Studies of bronchoscopy have shown that the diagnosis of tuberculosis was increased in cases with sputum smear negative smears using flexible fibreoptic bronchoscopy. Baughman et al. [6] reported 87% of bronchoscopy sample positivity in sputum smear negative cases. Kennedy et al. [7] observed that early diagnosis of sputum smear negative pulmonary tuberculosis was possible in 38% of patients if different bronchoscopy procedures such as transbronchial biopsy (TBB) and post-bronchoscopy sputum, in addition to BAL were studied. Pande et al. [8] reported that immediate diagnosis was possible in 35% of patients using TBB and BAL. Charoenratanakul et al. [9] found that the diagnostic yield of overall bronchoscopic procedures (BAL smear and culture and TBB) was 32.5% in patients with suspected smear negative pulmonary tuberculosis and Fujii et al. [10] found AFB in 40% of their bronchoscopy specimens.

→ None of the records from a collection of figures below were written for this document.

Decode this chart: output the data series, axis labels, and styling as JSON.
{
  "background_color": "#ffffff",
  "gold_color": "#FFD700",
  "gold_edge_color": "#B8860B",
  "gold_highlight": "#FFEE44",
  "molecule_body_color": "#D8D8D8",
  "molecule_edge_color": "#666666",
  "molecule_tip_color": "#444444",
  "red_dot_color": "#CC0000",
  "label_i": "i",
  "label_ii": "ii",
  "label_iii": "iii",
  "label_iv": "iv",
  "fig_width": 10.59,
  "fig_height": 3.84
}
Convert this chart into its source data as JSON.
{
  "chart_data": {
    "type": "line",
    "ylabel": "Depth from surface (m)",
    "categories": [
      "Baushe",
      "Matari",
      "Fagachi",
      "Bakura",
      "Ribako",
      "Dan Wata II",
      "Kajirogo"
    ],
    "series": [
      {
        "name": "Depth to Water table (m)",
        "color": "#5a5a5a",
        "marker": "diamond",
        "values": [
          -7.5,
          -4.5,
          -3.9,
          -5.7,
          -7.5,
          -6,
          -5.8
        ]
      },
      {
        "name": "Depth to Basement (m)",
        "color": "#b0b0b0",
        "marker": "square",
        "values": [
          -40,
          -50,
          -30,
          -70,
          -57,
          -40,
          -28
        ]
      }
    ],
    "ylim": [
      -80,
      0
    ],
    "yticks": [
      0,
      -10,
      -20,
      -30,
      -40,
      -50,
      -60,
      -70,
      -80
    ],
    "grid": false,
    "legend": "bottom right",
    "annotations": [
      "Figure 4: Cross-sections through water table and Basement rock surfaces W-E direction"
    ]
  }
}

BAL had significant sensitivity and specificity in a study by Conde et al. [11] and was useful in diagnosis of PTB in 72% cases. Differences in the results from the various studies may be related to differences in the procedures used, cooperation of the patient, experience of the physician, dose of lignocaine used and transportation of specimens to the laboratory. Among various bronchoscopy specimens, BAL is considered best for the diagnosis of TB.
Conclusion
To conclude, bronchoscopy should be conducted on all sputum smear negative patients and patients without expectoration, and BAL performance should be a routine procedure as it is simple and usually uncomplicated technique. Most contraindications of bronchoscopy are relative and should be performed whenever the benefits outweigh the risk.